May 12, 2026

Why General AI Fails the Customs Broker License Exam and Specialized AI Passes

When Gaia Dynamics' AI sat the fall 2025 US Customs Broker License Exam, it scored 100%. The same exam given to ChatGPT, Google Gemini, and Anthropic's Claude produced 38%, 63%, and 25%, respectively. None of the three general-purpose models would have cleared the 75% pass threshold. For context, the most recent cohort of human test-takers passed at 12%. That spread is the entire reason customs compliance teams need to care which kind of AI they put in front of classification work. The gap is the subject of Episode 2 of Gaia Dynamics' Trade and Tech podcast, featuring Gaia CTO Carlos Alzate alongside CEO Emil Stefanutti and CSCO Tom Gould.

Alzate built the technical foundations for roughly 40 AI startups as CTO at Andrew Ng's AI Fund, was a research scientist at IBM Research, and holds a PhD from the University of Leuven. The hour with him produced a usable map of where AI in customs is real, where it is hype, and where the regulators are headed.
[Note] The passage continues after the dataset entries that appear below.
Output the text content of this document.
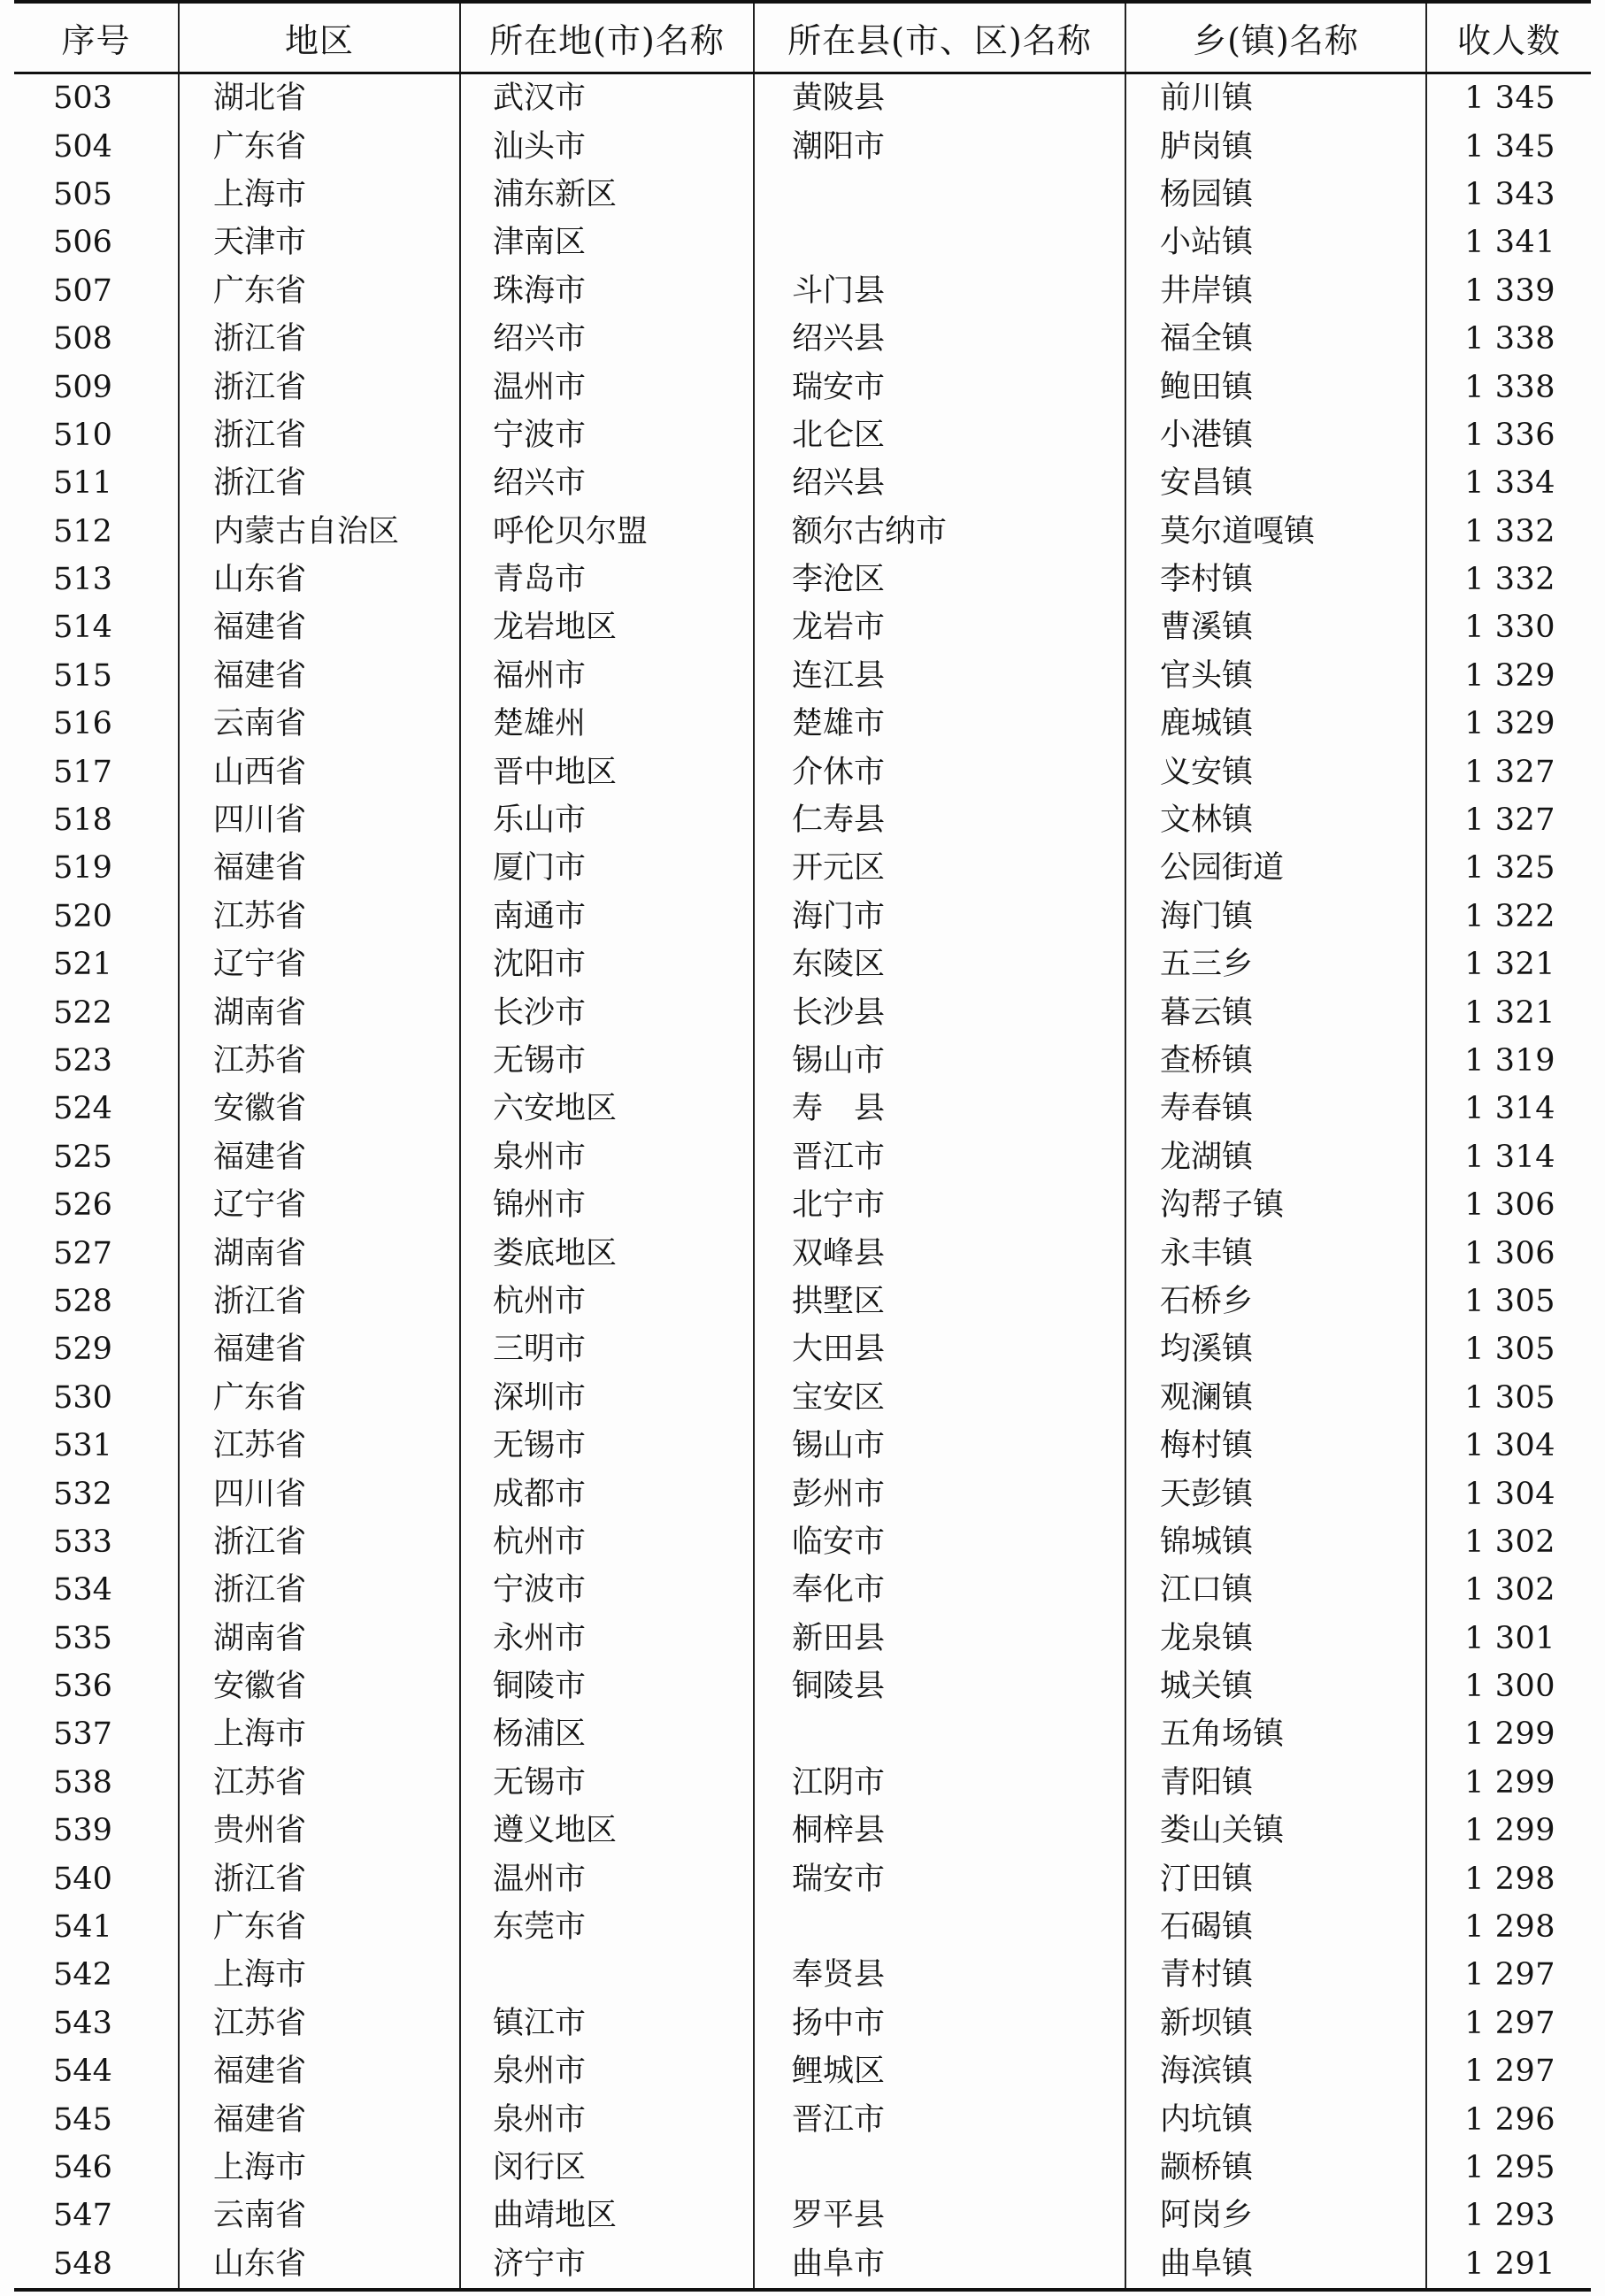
序号	地区	所在地(市)名称	所在县(市、区)名称	乡(镇)名称	收人数
503	湖北省	武汉市	黄陂县	前川镇	1 345
504	广东省	汕头市	潮阳市	胪岗镇	1 345
505	上海市	浦东新区		杨园镇	1 343
506	天津市	津南区		小站镇	1 341
507	广东省	珠海市	斗门县	井岸镇	1 339
508	浙江省	绍兴市	绍兴县	福全镇	1 338
509	浙江省	温州市	瑞安市	鲍田镇	1 338
510	浙江省	宁波市	北仑区	小港镇	1 336
511	浙江省	绍兴市	绍兴县	安昌镇	1 334
512	内蒙古自治区	呼伦贝尔盟	额尔古纳市	莫尔道嘎镇	1 332
513	山东省	青岛市	李沧区	李村镇	1 332
514	福建省	龙岩地区	龙岩市	曹溪镇	1 330
515	福建省	福州市	连江县	官头镇	1 329
516	云南省	楚雄州	楚雄市	鹿城镇	1 329
517	山西省	晋中地区	介休市	义安镇	1 327
518	四川省	乐山市	仁寿县	文林镇	1 327
519	福建省	厦门市	开元区	公园街道	1 325
520	江苏省	南通市	海门市	海门镇	1 322
521	辽宁省	沈阳市	东陵区	五三乡	1 321
522	湖南省	长沙市	长沙县	暮云镇	1 321
523	江苏省	无锡市	锡山市	查桥镇	1 319
524	安徽省	六安地区	寿　县	寿春镇	1 314
525	福建省	泉州市	晋江市	龙湖镇	1 314
526	辽宁省	锦州市	北宁市	沟帮子镇	1 306
527	湖南省	娄底地区	双峰县	永丰镇	1 306
528	浙江省	杭州市	拱墅区	石桥乡	1 305
529	福建省	三明市	大田县	均溪镇	1 305
530	广东省	深圳市	宝安区	观澜镇	1 305
531	江苏省	无锡市	锡山市	梅村镇	1 304
532	四川省	成都市	彭州市	天彭镇	1 304
533	浙江省	杭州市	临安市	锦城镇	1 302
534	浙江省	宁波市	奉化市	江口镇	1 302
535	湖南省	永州市	新田县	龙泉镇	1 301
536	安徽省	铜陵市	铜陵县	城关镇	1 300
537	上海市	杨浦区		五角场镇	1 299
538	江苏省	无锡市	江阴市	青阳镇	1 299
539	贵州省	遵义地区	桐梓县	娄山关镇	1 299
540	浙江省	温州市	瑞安市	汀田镇	1 298
541	广东省	东莞市		石碣镇	1 298
542	上海市		奉贤县	青村镇	1 297
543	江苏省	镇江市	扬中市	新坝镇	1 297
544	福建省	泉州市	鲤城区	海滨镇	1 297
545	福建省	泉州市	晋江市	内坑镇	1 296
546	上海市	闵行区		颛桥镇	1 295
547	云南省	曲靖地区	罗平县	阿岗乡	1 293
548	山东省	济宁市	曲阜市	曲阜镇	1 291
How General LLMs Work and Why Trade Breaks Them

Most confusion about AI in customs starts with a misunderstanding of how models like ChatGPT generate answers. Alzate's explanation was direct.

"These models are trained by processing an enormous amount of text. Through this process, they learn the patterns in language. So when you ask ChatGPT something, it is not searching a database or looking up an answer. It's predicting word by word what is the most likely helpful response based on the patterns it learned during pre-training."

A general LLM is a sophisticated pattern matcher, not a fact retriever. "These models don't know things the way humans do," Alzate said. "This is why they can be very wrong, but they are very confident about it."

That problem compounds in the context of trade compliance. Pre-training data on customs classification is sparse, unverifiable, and cut off at a specific date. In a year when the HTS schedule reached version 31, that cutoff alone disqualifies general models from production classification work.

The exam confirmed the gap. A competing specialized trade AI tool scored 93%. Gaia scored 100%. The three general models all fell below the pass threshold. Alzate identified three structural reasons specialized AI wins:

  • Specialized knowledge: General LLMs lack direct access to the official USITC HTS database with 18,000+ codes, chapter notes, exclusions, and legal interpretations. Specialized tools connect to official tariff schedules and update as regulations change.

  • Verification: A general LLM may confidently produce an HTS code that does not exist. Specialized systems validate every code against the live database before returning it.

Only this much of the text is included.